16.The submissions assert that the only significant evidence of the Applicant’s mindset and change was the evidence given by the Applicant himself and that the Board gave insufficient weight to that evidence.
17.The submissions assert that the Board gave insufficient weight to the Applicant’s increased age which, it is asserted, ‘is a clear stabalising factor’ [sic].
18.The submissions assert that the Board indicated that it considered an intervention to address instrumental violence was a requirement to direct release, and that the Board failed to properly consider the evidence that the Applicant’s risk had reduced from his own evidence and the evidence of his behaviour in prison in relation to drugs, violence and education.
19.The submissions assert that the Board assessed the Applicant’s risk of reoffending as low.
20.The submissions assert that the Board gave no, or no adequate, consideration to the Applicant having been through and been released from open conditions three times but not having had a placement in designated accommodation. The submissions assert that the Applicant was clearly able to demonstrate his compliance is open conditions and that a further period would not decrease his risk. The submissions assert that, should the Panel consider testing important, it should be via designated accommodation. The submissions assert that it is irrational to recommend open conditions when progress through the open estate will not inform a risk management plan nor decrease risk.
21.The weight given by the panel to the assessment by the professional witnesses cannot properly be described as irrational, nor can the weight given by the panel to the prisoner’s claimed motivation to change and any reduction in risk that might have resulted from his increase in age.
22.Contrary to the submissions, the Board did not indicate that it considered an intervention to address instrumental violence was a requirement to direct release. The Board’s material, and rational, reasoning was that it could not currently be satisfied that the prisoner had fully addressed his internal controls, or that external controls could be relied upon to manage his residual risk, given the absence of an intervention to address his use of instrumental violence during this sentence, and his past pattern of poor engagement on licence and failure to seek support from probation and others when he had lapsed into substance misuse.

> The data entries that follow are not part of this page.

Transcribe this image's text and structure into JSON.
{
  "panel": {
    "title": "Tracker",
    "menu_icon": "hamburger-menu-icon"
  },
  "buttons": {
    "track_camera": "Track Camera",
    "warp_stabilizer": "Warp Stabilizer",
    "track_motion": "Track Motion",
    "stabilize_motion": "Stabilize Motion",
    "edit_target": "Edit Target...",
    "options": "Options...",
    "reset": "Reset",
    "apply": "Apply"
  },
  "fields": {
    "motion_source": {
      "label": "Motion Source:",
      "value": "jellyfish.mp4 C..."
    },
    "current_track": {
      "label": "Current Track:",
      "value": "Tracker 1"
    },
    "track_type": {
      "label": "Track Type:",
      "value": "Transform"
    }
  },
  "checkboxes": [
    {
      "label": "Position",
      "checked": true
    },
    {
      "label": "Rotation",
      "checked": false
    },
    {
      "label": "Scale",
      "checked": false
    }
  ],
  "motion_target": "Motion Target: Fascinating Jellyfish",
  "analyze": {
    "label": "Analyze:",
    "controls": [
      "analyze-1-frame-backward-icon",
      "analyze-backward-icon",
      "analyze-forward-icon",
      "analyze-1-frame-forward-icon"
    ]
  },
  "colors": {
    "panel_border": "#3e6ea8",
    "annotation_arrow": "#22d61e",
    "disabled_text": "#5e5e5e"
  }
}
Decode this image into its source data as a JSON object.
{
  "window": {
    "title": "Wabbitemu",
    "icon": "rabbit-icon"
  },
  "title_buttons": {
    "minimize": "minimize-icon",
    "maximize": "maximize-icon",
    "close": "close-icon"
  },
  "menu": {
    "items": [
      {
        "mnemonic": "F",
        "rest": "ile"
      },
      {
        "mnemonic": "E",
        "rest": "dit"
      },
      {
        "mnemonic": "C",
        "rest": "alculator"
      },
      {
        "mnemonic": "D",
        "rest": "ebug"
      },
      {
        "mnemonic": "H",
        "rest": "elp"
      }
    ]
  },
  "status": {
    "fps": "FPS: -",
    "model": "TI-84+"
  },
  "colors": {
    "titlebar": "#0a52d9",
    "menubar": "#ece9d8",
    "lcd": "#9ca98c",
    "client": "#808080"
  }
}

23.The Decision letter made express reference to the Applicant’s age, to a placement in designated accommodation forming part of the proposed risk management plan in the event of a direction for the Applicant’s release at this time, and to the Applicant’s completion of a period in open conditions during his previous sentence, during which by his own admission he had used illicit drugs, and after which he had been released and reoffended. The Board also referred to the previous release having been to the address of a family member. It was not irrational for the Board to consider that a further period in an open prison was necessary to test whether the Applicant had internalised the need to manage his risk factors and evidence that his past relationship with substance misuse had been addressed.
24.The Board’s assessment was that the Applicant’s risk of reoffending violently as low potentially underestimated his risks, but determined that the Applicant was rightly assessed to pose a high risk of serious harm to others, and there is no irrationality in the Board’s assessment that it could not be confident that release to designated accommodation would provide adequate protection to the public from that risk.
25.I do not therefore consider the Decision is marred by irrationality.
Decision
26. The application for reconsideration is accordingly refused.